J&K: 40 more panches resign
The recent attacks against Jammu and Kashmir’s grassroots public representatives by suspected militants have reduced them to a scared lot as about 40 of them quit their posts on Monday raising the number of such resignations to 62 in past two days.
Two village heads including a woman were shot at by gunmen in north-western town of Sopore since Friday. One of them Habibullah Mir later succumbed to his injuries whereas the other Zoon Begum is battling for her life in a Srinagar hospital.
On Monday, dozens of terrified sarpanches and panches gathered outside Sopore’s Dak Bungalow to announce their resignations, pleading “We committed blunder by contesting a panchayat elections and apologise for it.” Riyaz Ahmed Lone, a sarpanch of Rafiabad block of Baramulla district, told reporters that government “has exploited us only to further its interests… we were used as pawns to serve political ends.”

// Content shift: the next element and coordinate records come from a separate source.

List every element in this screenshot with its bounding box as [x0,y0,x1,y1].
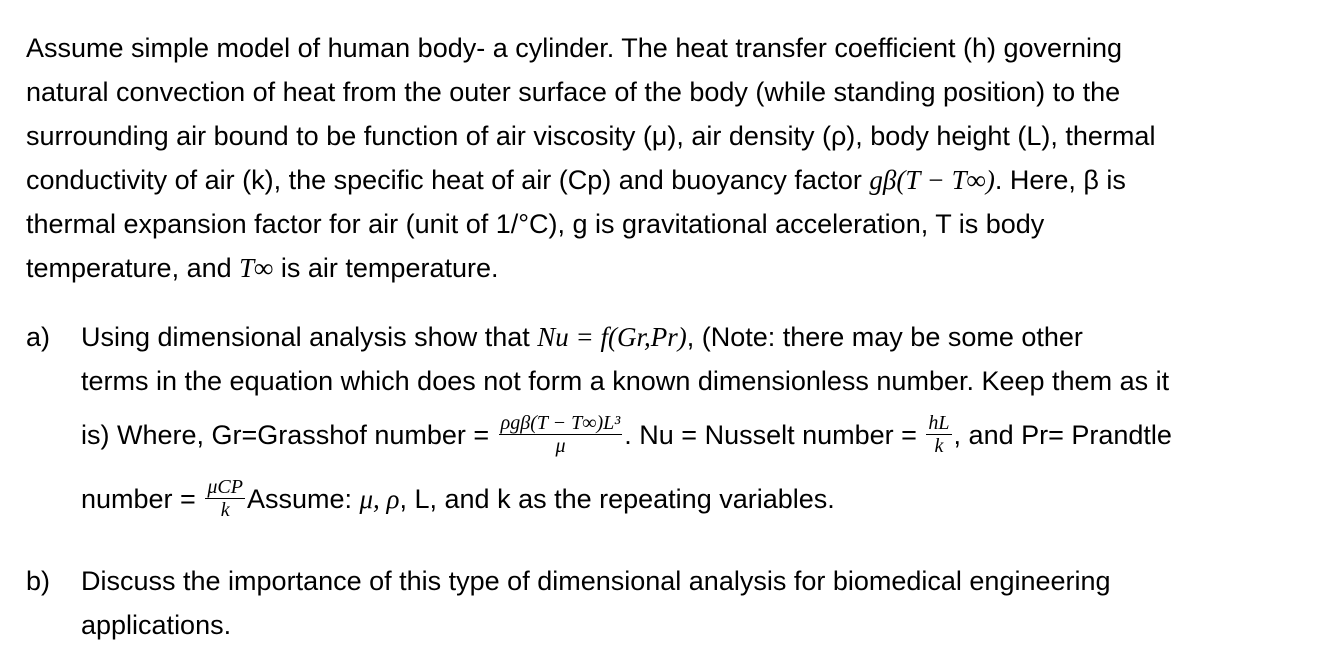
nusselt-denominator: k [934,435,944,458]
part-a-line-3-text: is) Where, Gr=Grasshof number = [81,420,497,450]
part-a-line-1-tail: , (Note: there may be some other [686,322,1083,352]
part-a [26,315,1316,531]
intro-line-4 [26,158,1316,202]
grashof-denominator: μ [555,435,566,458]
nusselt-fraction [926,412,951,457]
part-a-line-4-text: number = [81,484,204,514]
air-temperature-symbol: T∞ [239,253,274,283]
prandtl-fraction [205,476,245,521]
intro-line-6 [26,246,1316,290]
part-a-line-2: terms in the equation which does not form a known dimensionless number. Keep them as it [81,366,1170,396]
prandtl-numerator: μCP [207,476,243,499]
intro-paragraph [26,26,1316,290]
part-b-line-1: Discuss the importance of this type of dimensional analysis for biomedical engineering [81,566,1111,596]
part-a-line-3-tail: , and Pr= Prandtle [953,420,1172,450]
nusselt-function-expression: Nu = f(Gr,Pr) [537,322,687,352]
intro-line-2: natural convection of heat from the outer surface of the body (while standing position) to the [26,77,1121,107]
intro-line-3: surrounding air bound to be function of air viscosity (μ), air density (ρ), body height (L), thermal [26,121,1156,151]
intro-line-6-text: temperature, and [26,253,240,283]
intro-line-4-tail: . Here, β is [994,165,1126,195]
intro-line-5: thermal expansion factor for air (unit of 1/°C), g is gravitational acceleration, T is body [26,209,1045,239]
intro-line-1: Assume simple model of human body- a cylinder. The heat transfer coefficient (h) governing [26,33,1123,63]
part-a-line-1-text: Using dimensional analysis show that [81,322,538,352]
part-a-line-4-assume: Assume: [246,484,360,514]
intro-line-6-tail: is air temperature. [273,253,499,283]
part-a-marker: a) [26,322,51,352]
part-a-line-3 [81,403,1316,467]
part-a-line-1 [81,315,1316,359]
grashof-fraction [499,412,623,457]
grashof-numerator: ρgβ(T − T∞)L³ [500,412,621,435]
part-a-line-4-tail: , L, and k as the repeating variables. [399,484,835,514]
part-a-line-3-mid: . Nu = Nusselt number = [624,420,925,450]
document-page [26,26,1316,647]
repeating-variables-math: μ, ρ [359,484,400,514]
part-b [26,559,1316,647]
part-a-line-4 [81,467,1316,531]
nusselt-numerator: hL [928,412,950,435]
part-b-line-2: applications. [81,610,232,640]
prandtl-denominator: k [220,499,230,522]
part-b-marker: b) [26,566,51,596]
buoyancy-factor-expression: gβ(T − T∞) [869,165,995,195]
intro-line-4-text: conductivity of air (k), the specific heat of air (Cp) and buoyancy factor [26,165,870,195]
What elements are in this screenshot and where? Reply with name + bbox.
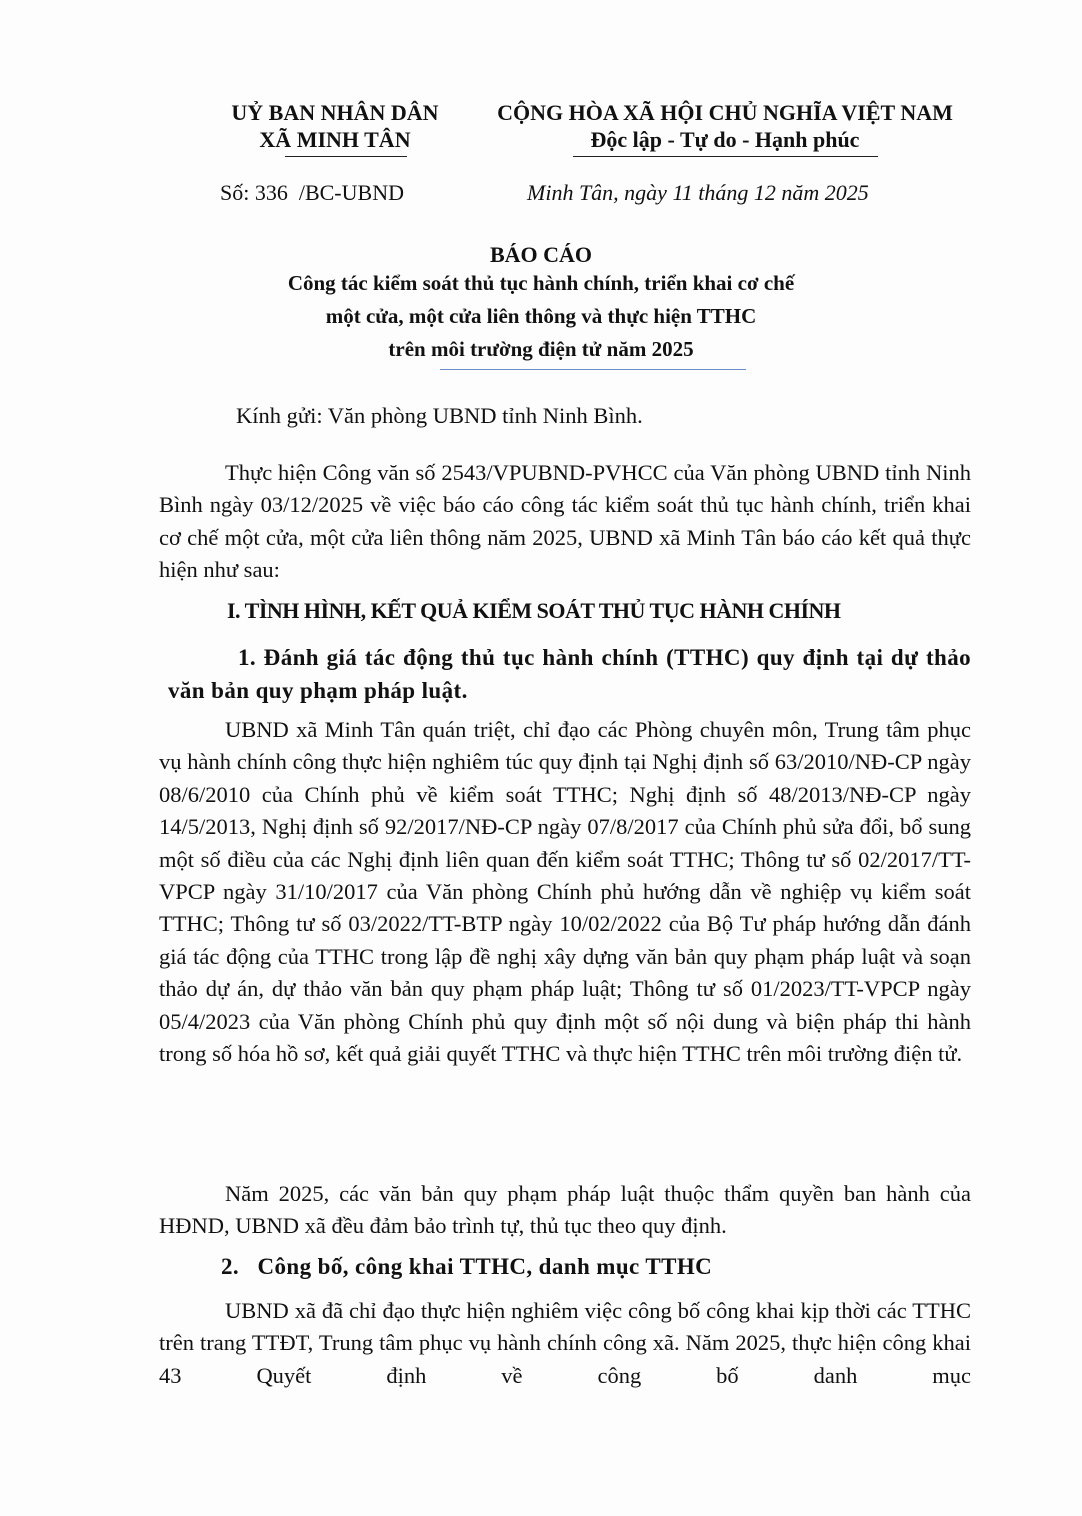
issuer-name: UỶ BAN NHÂN DÂN xyxy=(231,100,439,125)
report-title: BÁO CÁO xyxy=(489,242,593,267)
subsection-2-heading: 2. Công bố, công khai TTHC, danh mục TTHC xyxy=(221,1254,713,1279)
report-subtitle-line2: một cửa, một cửa liên thông và thực hiện TTHC xyxy=(325,304,757,328)
recipient: Kính gửi: Văn phòng UBND tỉnh Ninh Bình. xyxy=(236,403,643,428)
national-title: CỘNG HÒA XÃ HỘI CHỦ NGHĨA VIỆT NAM xyxy=(497,100,953,125)
title-underline xyxy=(440,369,746,370)
national-motto: Độc lập - Tự do - Hạnh phúc xyxy=(590,127,860,152)
subsection-1-heading: 1. Đánh giá tác động thủ tục hành chính (TTHC) quy định tại dự thảo văn bản quy phạm pháp luật. xyxy=(168,645,971,703)
document-date: Minh Tân, ngày 11 tháng 12 năm 2025 xyxy=(527,180,869,205)
report-subtitle-line1: Công tác kiểm soát thủ tục hành chính, triển khai cơ chế xyxy=(287,271,795,295)
subsection-1-paragraph-2: Năm 2025, các văn bản quy phạm pháp luật thuộc thẩm quyền ban hành của HĐND, UBND xã đều đảm bảo trình tự, thủ tục theo quy định. xyxy=(159,1181,971,1239)
issuer-underline xyxy=(285,156,407,157)
document-number: Số: 336 /BC-UBND xyxy=(220,180,404,205)
intro-paragraph: Thực hiện Công văn số 2543/VPUBND-PVHCC của Văn phòng UBND tỉnh Ninh Bình ngày 03/12/2025 về việc báo cáo công tác kiểm soát thủ tục hành chính, triển khai cơ chế một cửa, một cửa liên thông năm 2025, UBND xã Minh Tân báo cáo kết quả thực hiện như sau: xyxy=(159,460,971,583)
report-subtitle-line3: trên môi trường điện tử năm 2025 xyxy=(388,337,694,361)
issuer-commune: XÃ MINH TÂN xyxy=(259,127,411,152)
section-heading: I. TÌNH HÌNH, KẾT QUẢ KIỂM SOÁT THỦ TỤC HÀNH CHÍNH xyxy=(227,598,841,623)
subsection-2-paragraph-1: UBND xã đã chỉ đạo thực hiện nghiêm việc công bố công khai kịp thời các TTHC trên trang TTĐT, Trung tâm phục vụ hành chính công xã. Năm 2025, thực hiện công khai 43 Quyết định về công bố danh mục xyxy=(159,1298,971,1388)
subsection-1-paragraph-1: UBND xã Minh Tân quán triệt, chỉ đạo các Phòng chuyên môn, Trung tâm phục vụ hành chính công thực hiện nghiêm túc quy định tại Nghị định số 63/2010/NĐ-CP ngày 08/6/2010 của Chính phủ về kiểm soát TTHC; Nghị định số 48/2013/NĐ-CP ngày 14/5/2013, Nghị định số 92/2017/NĐ-CP ngày 07/8/2017 của Chính phủ sửa đổi, bổ sung một số điều của các Nghị định liên quan đến kiểm soát TTHC; Thông tư số 02/2017/TT-VPCP ngày 31/10/2017 của Văn phòng Chính phủ hướng dẫn về nghiệp vụ kiểm soát TTHC; Thông tư số 03/2022/TT-BTP ngày 10/02/2022 của Bộ Tư pháp hướng dẫn đánh giá tác động của TTHC trong lập đề nghị xây dựng văn bản quy phạm pháp luật và soạn thảo dự án, dự thảo văn bản quy phạm pháp luật; Thông tư số 01/2023/TT-VPCP ngày 05/4/2023 của Văn phòng Chính phủ quy định một số nội dung và biện pháp thi hành trong số hóa hồ sơ, kết quả giải quyết TTHC và thực hiện TTHC trên môi trường điện tử. xyxy=(159,717,971,1067)
motto-underline xyxy=(573,156,878,157)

Two other sarpanches, Showkat Ahmed Mir and Muhammad Khalil Mir, alleged that the government failed to fulfill its promises and instead pushed thousands of grassroots public representatives in “extreme dangerous situation.” They added that the government failed to provide them security in the face of threats from separatist militants and other vested interests. “But we have decided that we will not accept the government’s security because that would only make us more vulnerable now,” said Mr Lone. Chief minister Omar Abdullah who has termed these attacks as gruesome and heinous crime against humanity has reiterated that it was not physically possible for the government to provide security cover to all grassroots level representatives. There are as many as 29,719 panches and 4,128 sarpanches in Jammu and Kashmir. He has, however, asked the law enforcing agencies to initiate all necessary measures to ensure the bloody incidents of past week do not reoccur. Following a review meeting chaired by Mr Abdullah, the state government has ruled out individual protection to panchayat member.